2. Personal training (1 on 1) is not an efficient delivery of services. This is realistically a luxury service for those who can afford it. If weight loss is the goal, I can easily train 3-5 clients at the same time and deliver very close to the same service as 1 on 1 training. When considering health care costs, if I can get 80-90% of the results, for 35-50% of the cost, that is efficient delivery of services.
3. Reimbursement for services always opens up the potential for fraud. To combat this fraud, it seems that insurance companies and Medicare bombard you with paperwork. If personal training ever gained any form of compensation, I would not be surprised to see paperwork akin to that found in a physical therapy settings. Assessments, discharges, having to fight with insurance companies over how many sessions are necessary, etc. If it went this route, you would not even want to bother.
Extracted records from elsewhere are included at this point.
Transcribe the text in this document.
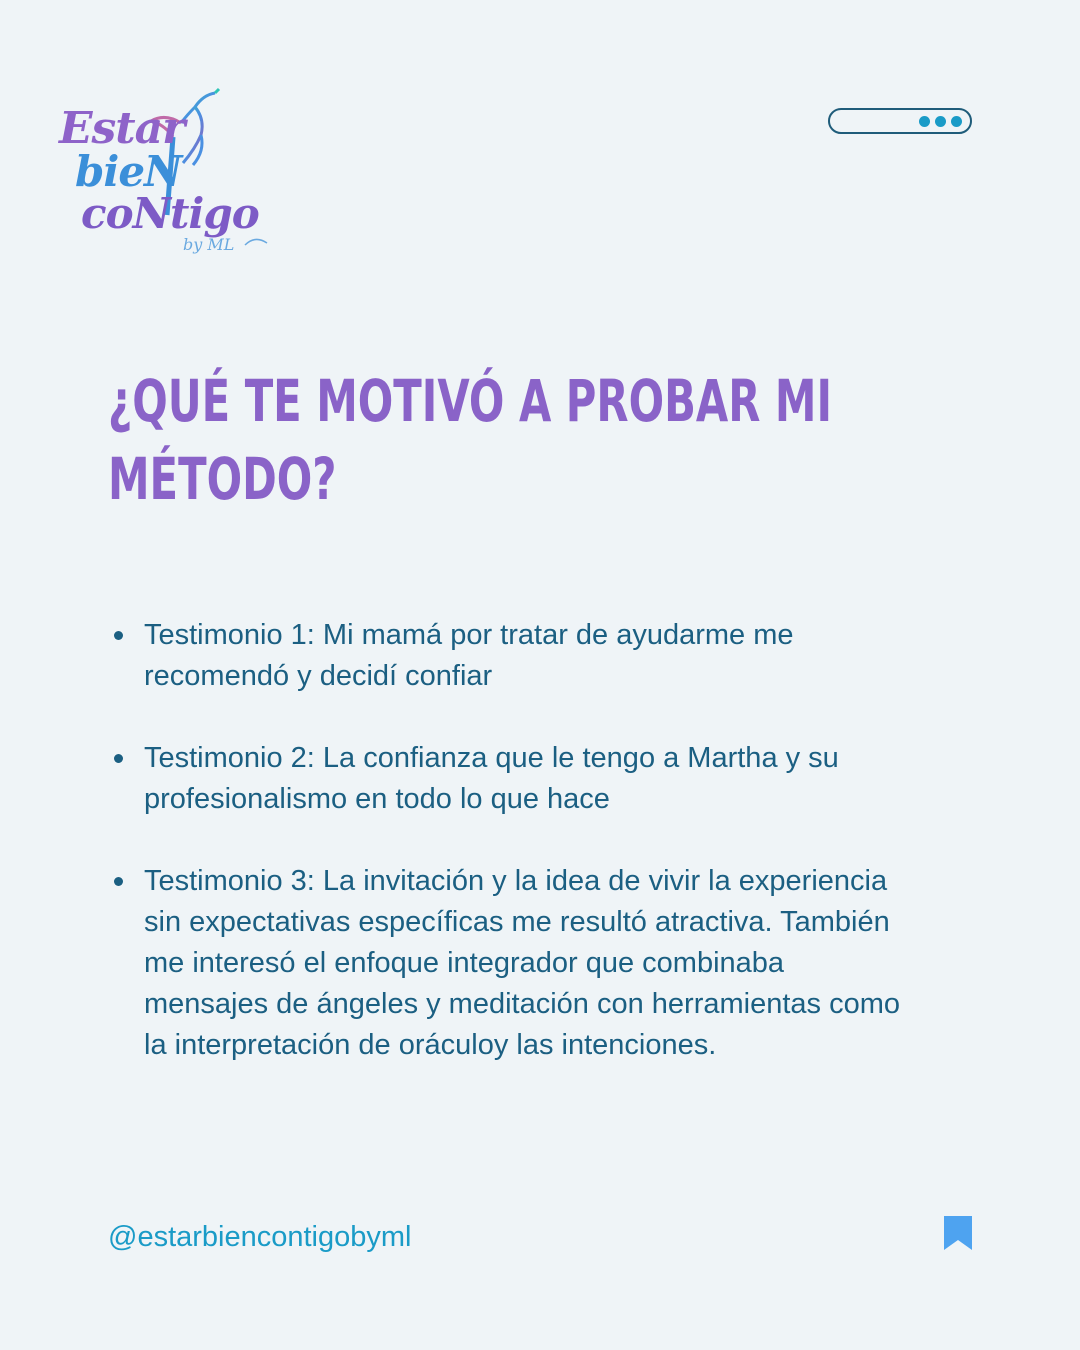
Estar
bieN
coNtigo
by ML
¿QUÉ TE MOTIVÓ A PROBAR MI
MÉTODO?
Testimonio 1: Mi mamá por tratar de ayudarme me recomendó y decidí confiar
Testimonio 2: La confianza que le tengo a Martha y su profesionalismo en todo lo que hace
Testimonio 3: La invitación y la idea de vivir la experiencia sin expectativas específicas me resultó atractiva. También me interesó el enfoque integrador que combinaba mensajes de ángeles y meditación con herramientas como la interpretación de oráculoy las intenciones.
@estarbiencontigobyml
In my opinion, our best bet would be to fight for small compensation from employers, or insurance companies, for small to moderate size group sessions. If it would normally cost the client $15/session, perhaps they could get $5 reimbursed per session. This is considerably less than a $15-30+ dollar copay for physical therapy.
I appreciate your participation in this discussion. Regardless of our opinions differing, it would be nice if we had an outlet to discuss these with an organization that was ready to back us. As mentioned earlier in the discussion, APTA fights for legislation for their professionals. Who is fighting for us?